Effect of Redox Active Ligands on the Electrochemical Properties of Manganese Tricarbonyl Complexes

• Published in: Inorganic chemistry Vol. 58; no. 11; pp. 7453 - 7465
• Main Authors: Matson, Benjamin D, McLoughlin, Elizabeth A, Armstrong, Keith C, Waymouth, Robert M, Sarangi, Ritimukta
• Format: Journal Article
• Language: English
• Published: United States American Chemical Society 03.06.2019; American Chemical Society (ACS)

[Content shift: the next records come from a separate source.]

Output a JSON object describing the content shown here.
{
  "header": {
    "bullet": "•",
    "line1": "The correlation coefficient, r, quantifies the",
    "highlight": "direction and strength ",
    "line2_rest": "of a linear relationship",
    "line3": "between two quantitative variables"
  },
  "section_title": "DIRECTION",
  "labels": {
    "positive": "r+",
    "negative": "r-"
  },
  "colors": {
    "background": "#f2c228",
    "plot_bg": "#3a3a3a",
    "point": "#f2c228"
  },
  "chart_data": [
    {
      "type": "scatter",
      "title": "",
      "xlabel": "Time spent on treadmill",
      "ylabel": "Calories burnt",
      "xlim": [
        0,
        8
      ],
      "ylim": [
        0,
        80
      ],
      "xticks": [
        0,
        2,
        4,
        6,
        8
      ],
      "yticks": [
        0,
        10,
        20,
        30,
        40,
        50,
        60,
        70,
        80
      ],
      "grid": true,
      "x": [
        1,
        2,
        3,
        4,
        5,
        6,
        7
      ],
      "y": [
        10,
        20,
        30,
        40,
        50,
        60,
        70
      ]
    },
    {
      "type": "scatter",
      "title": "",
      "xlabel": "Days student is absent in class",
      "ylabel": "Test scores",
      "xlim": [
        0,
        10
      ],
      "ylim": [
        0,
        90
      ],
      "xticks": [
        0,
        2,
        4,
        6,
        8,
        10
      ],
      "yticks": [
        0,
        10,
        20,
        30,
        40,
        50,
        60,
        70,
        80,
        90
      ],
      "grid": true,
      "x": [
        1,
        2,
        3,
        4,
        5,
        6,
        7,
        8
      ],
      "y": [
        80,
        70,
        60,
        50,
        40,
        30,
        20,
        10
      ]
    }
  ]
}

• Subjects: INORGANIC, ORGANIC, PHYSICAL, AND ANALYTICAL CHEMISTRY
• ISSN: 0020-1669; 1520-510X
• DOI: 10.1021/acs.inorgchem.9b00652

The synthesis, structural characterization, and electrochemical behavior of the neutral Mn­(azpy)­(CO)3(Br) 4 (azpy = 2-phenylazopyridine) complex is reported and compared with its structural analogue Mn­(bipy)­(CO)3(Br) 1 (bipy = 2,2′-bipyridine). 4 exhibits reversible two-electron reduction at a mild potential (−0.93 V vs Fc+/0 in acetonitrile) in contrast to 1, which exhibits two sequential one-electron reductions at −1.68 V and −1.89 V vs Fc+/0 in acetonitrile. The key electronic structure differences between 1 and 4 that lead to disparate electrochemical properties are investigated using a combination of Mn–K-edge X-ray absorption spectroscopy (XAS), Mn–Kβ X-ray emission spectroscopy (XES), and density functional theory (DFT) on 1, 4, their debrominated analogues, [Mn­(L)­(CO)3­(CH3CN)]­[CF3SO3] (L = bipy 2, azpy 5), and two-electron reduced counterparts [Mn­(bipy)­(CO)3]­[K­(18-crown-6)] 3 and [Mn­(azpy)­(CO)3]­[Cp2Co] 6. The results reveal differences in the distribution of electrons about the CO and bidentate ligands (bipy and azpy), particularly upon formation of the highly reduced, formally Mn(−1) species. The data show that the degree of ligand noninnocence and resulting redox-activity in Mn­(L)­(CO)3 type complexes impacts not only the reducing power of such systems, but the speciation of the reduced complexes via perturbation of the monomer–dimer equilibrium in the singly reduced Mn(0) state. This study highlights the role of redox-active ligands in tuning the reactivity of metal centers involved in electrocatalytic transformations.